What to Automate First

Do not try to automate everything on day one. Start with the things that hurt most when done manually:

Type checking and linting. TypeScript catches entire categories of bugs at compile time. ESLint catches the rest. If these run on every PR, you eliminate 80% of "it works on my machine" issues.

Tests that matter. Not 100% code coverage, that is a vanity metric. Write tests for payment flows, authentication, data mutations, and anything where a bug costs you money or users. Skip tests for UI layout, copy changes, and CRUD endpoints with no business logic. Testing for GameLootBoxes focused entirely on the provably fair algorithm and payment processing, the two things that absolutely could not break. Everything else was covered by TypeScript and manual QA.

Preview deployments. Every PR should generate a live URL. Designers review without running code locally, QA tests without setting up a dev environment, stakeholders see progress without scheduling a demo. Vercel does this automatically. It is the highest ROI automation you will set up.

Database Migrations: The Part Everyone Forgets

Your CI/CD pipeline is only as good as your database migration strategy. Code deploys in seconds. A bad migration can lock your production database for minutes.

Rules we follow on every project:

- Every schema change is a migration file. No manual ALTER TABLE in production. Ever.

- Migrations must be backward compatible. Old code and new code should both work with the new schema during the deploy window. Add columns before using them. Remove usage before removing columns.

- Test migrations against production sized data. A migration that takes 50ms on your dev database with 100 rows might take 10 minutes on production with 5 million rows. Use `CREATE INDEX CONCURRENTLY`. Add columns as nullable first, backfill, then add constraints.

This is where most startups get burned. Not the CI/CD pipeline itself, the database decisions that run alongside it. Bad ones often force a rebuild vs refactor decision later.

Monitoring: Know If Your Deploy Worked

Deploying without monitoring is driving with your eyes closed. You will find out something went wrong, just not on your terms.

The minimum monitoring stack:

- Error tracking (Sentry): captures every unhandled exception with full stack traces, user context, and the deploy that introduced it. Set up Slack alerts for new errors.

- Uptime monitoring (Vercel Analytics or Checkly): pings your critical endpoints every minute. Alerts you before users notice.
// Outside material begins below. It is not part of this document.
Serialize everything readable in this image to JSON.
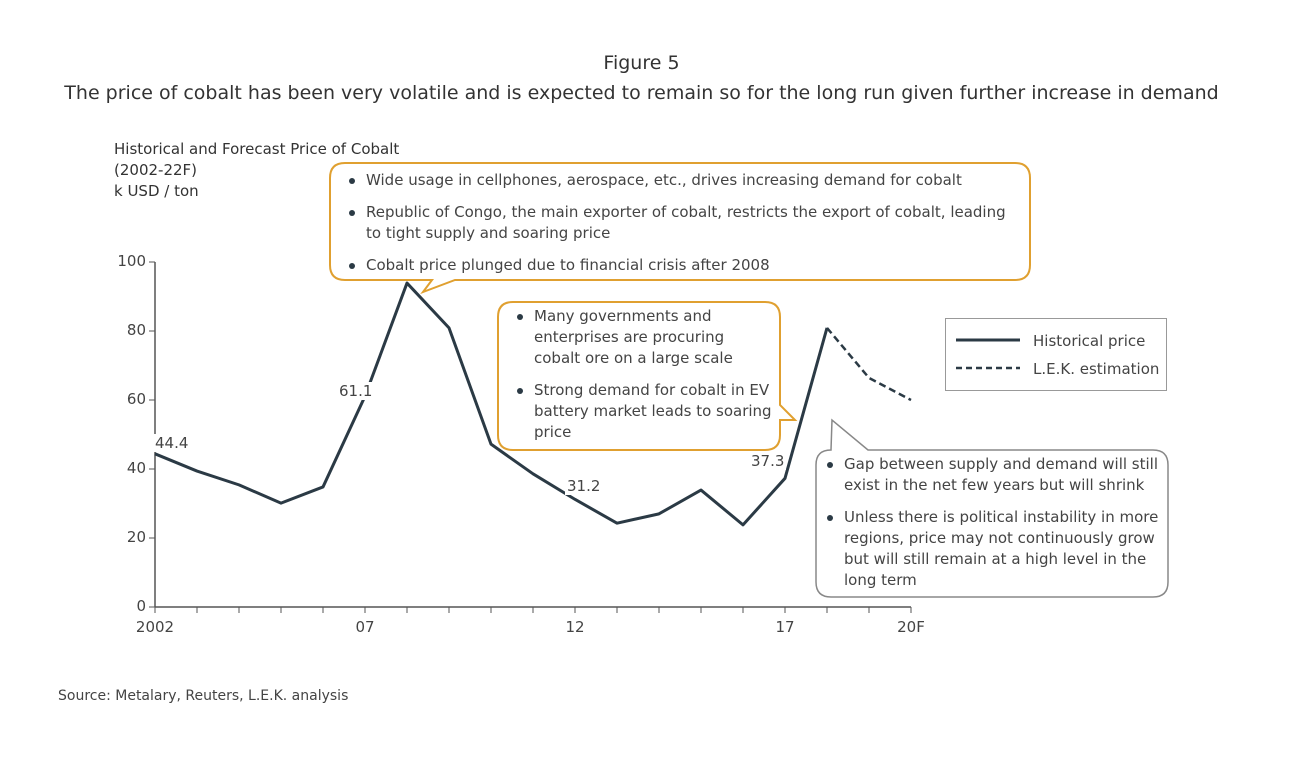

- Core Web Vitals (Vercel Speed Insights): tracks real user performance metrics. Catches performance regressions that tests miss.

Set these up before your first production deploy. Not after. The pattern we have seen repeatedly: startup deploys, something breaks, no one notices for 6 hours, users churn. A $0-20/month monitoring stack prevents this entirely.

When to Level Up

You do not need Kubernetes. You do not need Terraform. You do not need a dedicated DevOps engineer. Not yet.
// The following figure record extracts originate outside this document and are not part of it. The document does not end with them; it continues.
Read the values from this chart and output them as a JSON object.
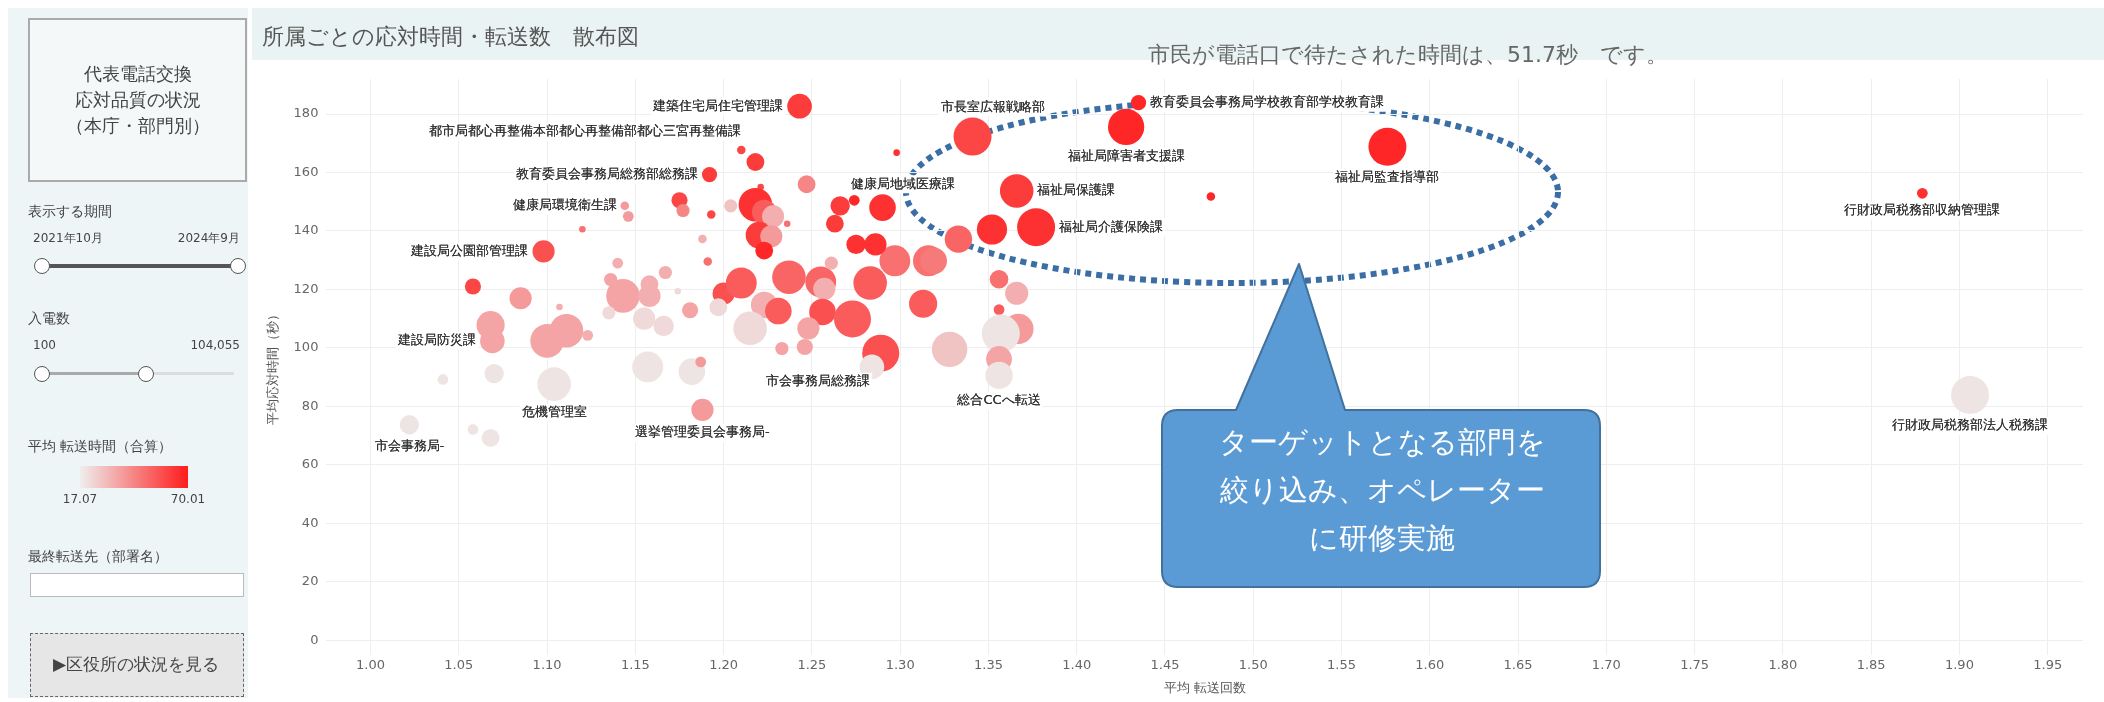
{
  "chart_data": {
    "type": "bubble",
    "title": "所属ごとの応対時間・転送数　散布図",
    "xlabel": "平均 転送回数",
    "ylabel": "平均応対時間（秒）",
    "clabel": "平均 転送時間（合算）",
    "clim": [
      17.07,
      70.01
    ],
    "cticks": [
      17.07,
      70.01
    ],
    "xlim": [
      0.975,
      1.97
    ],
    "xticks": [
      {
        "value": 1,
        "label": "1.00"
      },
      {
        "value": 1.05,
        "label": "1.05"
      },
      {
        "value": 1.1,
        "label": "1.10"
      },
      {
        "value": 1.15,
        "label": "1.15"
      },
      {
        "value": 1.2,
        "label": "1.20"
      },
      {
        "value": 1.25,
        "label": "1.25"
      },
      {
        "value": 1.3,
        "label": "1.30"
      },
      {
        "value": 1.35,
        "label": "1.35"
      },
      {
        "value": 1.4,
        "label": "1.40"
      },
      {
        "value": 1.45,
        "label": "1.45"
      },
      {
        "value": 1.5,
        "label": "1.50"
      },
      {
        "value": 1.55,
        "label": "1.55"
      },
      {
        "value": 1.6,
        "label": "1.60"
      },
      {
        "value": 1.65,
        "label": "1.65"
      },
      {
        "value": 1.7,
        "label": "1.70"
      },
      {
        "value": 1.75,
        "label": "1.75"
      },
      {
        "value": 1.8,
        "label": "1.80"
      },
      {
        "value": 1.85,
        "label": "1.85"
      },
      {
        "value": 1.9,
        "label": "1.90"
      },
      {
        "value": 1.95,
        "label": "1.95"
      }
    ],
    "ylim": [
      -5,
      192
    ],
    "yticks": [
      0,
      20,
      40,
      60,
      80,
      100,
      120,
      140,
      160,
      180
    ],
    "grid": true,
    "legend": false,
    "x": [
      1.243,
      1.21,
      1.218,
      1.192,
      1.221,
      1.247,
      1.175,
      1.177,
      1.144,
      1.146,
      1.193,
      1.204,
      1.218,
      1.223,
      1.228,
      1.236,
      1.12,
      1.188,
      1.22,
      1.227,
      1.223,
      1.098,
      1.191,
      1.14,
      1.167,
      1.136,
      1.143,
      1.158,
      1.158,
      1.058,
      1.085,
      1.107,
      1.181,
      1.135,
      1.155,
      1.166,
      1.068,
      1.069,
      1.1,
      1.111,
      1.123,
      1.174,
      1.2,
      1.21,
      1.223,
      1.215,
      1.231,
      1.237,
      1.255,
      1.257,
      1.261,
      1.256,
      1.273,
      1.248,
      1.246,
      1.233,
      1.283,
      1.289,
      1.297,
      1.316,
      1.319,
      1.313,
      1.263,
      1.266,
      1.274,
      1.29,
      1.275,
      1.286,
      1.298,
      1.328,
      1.284,
      1.07,
      1.041,
      1.104,
      1.157,
      1.182,
      1.187,
      1.188,
      1.022,
      1.058,
      1.068,
      1.197,
      1.341,
      1.435,
      1.428,
      1.576,
      1.476,
      1.366,
      1.377,
      1.352,
      1.333,
      1.356,
      1.366,
      1.356,
      1.367,
      1.357,
      1.356,
      1.356,
      1.879,
      1.906
    ],
    "values": [
      182.7,
      167.7,
      163.6,
      159.3,
      155,
      156,
      150.5,
      147,
      148.6,
      145,
      145.6,
      148.6,
      149,
      146.5,
      145,
      142.5,
      140.6,
      137.3,
      138.6,
      138.2,
      133.3,
      133,
      129.6,
      129,
      125.8,
      123.4,
      117.8,
      121.8,
      117.8,
      121,
      117,
      114,
      112.9,
      112,
      110,
      107.5,
      107.8,
      102.4,
      102.4,
      105.9,
      104.3,
      119.4,
      118.6,
      122.2,
      114.7,
      106.7,
      112.6,
      124.2,
      122.6,
      120.2,
      129,
      112.3,
      109.9,
      106.7,
      100.3,
      99.8,
      122.2,
      98.2,
      129.8,
      129.8,
      129.8,
      115.1,
      142.5,
      148.6,
      150.5,
      148,
      135.4,
      135.4,
      166.8,
      99.5,
      93.5,
      91.2,
      89.2,
      87.6,
      93.5,
      91.9,
      95.2,
      78.8,
      73.7,
      72.1,
      69.2,
      113.9,
      172.3,
      183.9,
      175.6,
      168.8,
      151.8,
      153.7,
      141.3,
      140.5,
      137.2,
      123.5,
      118.7,
      113.1,
      106.5,
      104.9,
      96.2,
      90.6,
      152.9,
      83.9
    ],
    "sizes": [
      0.42,
      0.05,
      0.22,
      0.16,
      0.03,
      0.22,
      0.18,
      0.12,
      0.05,
      0.08,
      0.05,
      0.12,
      0.78,
      0.42,
      0.34,
      0.03,
      0.03,
      0.05,
      0.49,
      0.34,
      0.22,
      0.34,
      0.05,
      0.08,
      0.12,
      0.12,
      0.78,
      0.22,
      0.34,
      0.18,
      0.34,
      0.03,
      0.18,
      0.12,
      0.34,
      0.29,
      0.55,
      0.42,
      0.78,
      0.78,
      0.08,
      0.03,
      0.34,
      0.66,
      0.49,
      0.78,
      0.49,
      0.78,
      0.66,
      0.34,
      0.12,
      0.49,
      0.95,
      0.34,
      0.18,
      0.12,
      0.78,
      0.95,
      0.66,
      0.66,
      0.49,
      0.55,
      0.22,
      0.26,
      0.08,
      0.49,
      0.26,
      0.34,
      0.03,
      0.87,
      0.42,
      0.26,
      0.08,
      0.78,
      0.66,
      0.49,
      0.08,
      0.34,
      0.26,
      0.08,
      0.22,
      0.22,
      1.0,
      0.16,
      0.91,
      1.0,
      0.05,
      0.78,
      1.0,
      0.63,
      0.52,
      0.24,
      0.37,
      0.08,
      0.63,
      1.0,
      0.46,
      0.52,
      0.08,
      1.0
    ],
    "cvalues": [
      62.1,
      59.4,
      62.1,
      62.1,
      59.4,
      43.5,
      59.4,
      43.5,
      38.2,
      38.2,
      59.4,
      27.7,
      64.7,
      54.1,
      33.0,
      48.8,
      48.8,
      33.0,
      62.1,
      38.2,
      67.4,
      56.8,
      48.8,
      33.0,
      33.0,
      35.6,
      35.6,
      33.0,
      33.0,
      59.4,
      38.2,
      33.0,
      35.6,
      22.4,
      22.4,
      22.4,
      35.6,
      35.6,
      35.6,
      35.6,
      33.0,
      22.4,
      56.8,
      54.1,
      33.0,
      22.4,
      54.1,
      51.5,
      51.5,
      33.0,
      33.0,
      56.8,
      54.1,
      35.6,
      35.6,
      35.6,
      54.1,
      56.8,
      48.8,
      48.8,
      46.2,
      54.1,
      62.1,
      62.1,
      67.4,
      64.7,
      64.7,
      64.7,
      64.7,
      27.7,
      19.7,
      19.7,
      19.7,
      19.7,
      19.7,
      19.7,
      38.2,
      38.2,
      19.7,
      19.7,
      19.7,
      22.4,
      59.4,
      67.4,
      67.4,
      67.4,
      67.4,
      62.1,
      64.7,
      64.7,
      51.5,
      48.8,
      33.0,
      54.1,
      38.2,
      19.7,
      35.6,
      19.7,
      64.7,
      19.7
    ],
    "annotations": [
      "市民が電話口で待たされた時間は、51.7秒　です。",
      "ターゲットとなる部門を",
      "絞り込み、オペレーター",
      "に研修実施",
      "代表電話交換",
      "応対品質の状況",
      "（本庁・部門別）",
      "表示する期間",
      "2021年10月",
      "2024年9月",
      "入電数",
      "100",
      "104,055",
      "最終転送先（部署名）",
      "▶区役所の状況を見る",
      {
        "text": "建築住宅局住宅管理課",
        "x": 1.243,
        "y": 182.7
      },
      {
        "text": "都市局都心再整備本部都心再整備部都心三宮再整備課",
        "x": 1.21,
        "y": 167.7
      },
      {
        "text": "教育委員会事務局総務部総務課",
        "x": 1.192,
        "y": 159.3
      },
      {
        "text": "健康局環境衛生課",
        "x": 1.144,
        "y": 148.6
      },
      {
        "text": "建設局公園部管理課",
        "x": 1.098,
        "y": 133
      },
      {
        "text": "建設局防災課",
        "x": 1.069,
        "y": 102.4
      },
      {
        "text": "市会事務局総務課",
        "x": 1.289,
        "y": 98.2
      },
      {
        "text": "危機管理室",
        "x": 1.104,
        "y": 87.6
      },
      {
        "text": "選挙管理委員会事務局-",
        "x": 1.188,
        "y": 78.8
      },
      {
        "text": "市会事務局-",
        "x": 1.022,
        "y": 73.7
      },
      {
        "text": "健康局地域医療課",
        "x": 1.29,
        "y": 148
      },
      {
        "text": "市長室広報戦略部",
        "x": 1.341,
        "y": 172.3
      },
      {
        "text": "教育委員会事務局学校教育部学校教育課",
        "x": 1.435,
        "y": 183.9
      },
      {
        "text": "福祉局障害者支援課",
        "x": 1.428,
        "y": 175.6
      },
      {
        "text": "福祉局保護課",
        "x": 1.366,
        "y": 153.7
      },
      {
        "text": "福祉局介護保険課",
        "x": 1.377,
        "y": 141.3
      },
      {
        "text": "福祉局監査指導部",
        "x": 1.576,
        "y": 168.8
      },
      {
        "text": "総合CCへ転送",
        "x": 1.356,
        "y": 90.6
      },
      {
        "text": "行財政局税務部収納管理課",
        "x": 1.879,
        "y": 152.9
      },
      {
        "text": "行財政局税務部法人税務課",
        "x": 1.906,
        "y": 83.9
      }
    ]
  }
}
You need those things when:

- Multiple services need independent deployment schedules

- Compliance requirements demand infrastructure as code audit trails (SOC 2, HIPAA)

- Traffic patterns require auto scaling beyond what your platform provides

- Your team is large enough (10+ engineers) that deployment coordination becomes a bottleneck

For most startups, that is 12-24 months after launch. Until then, the lean stack saves you weeks of configuration and thousands in infrastructure costs. When the time comes to level up, proper cloud and DevOps engineering pays for itself, migrating from simple to scalable without breaking what already works.

Ship Code, Not Config Files

Your CI/CD pipeline should take an afternoon to set up, not a sprint. If it is more complicated than push → test → deploy → monitor, you are over engineering it.

Start with GitHub Actions, Vercel, and basic monitoring. Get it running today. Add complexity only when you have outgrown it, you will know because the pain will be specific and measurable, not theoretical.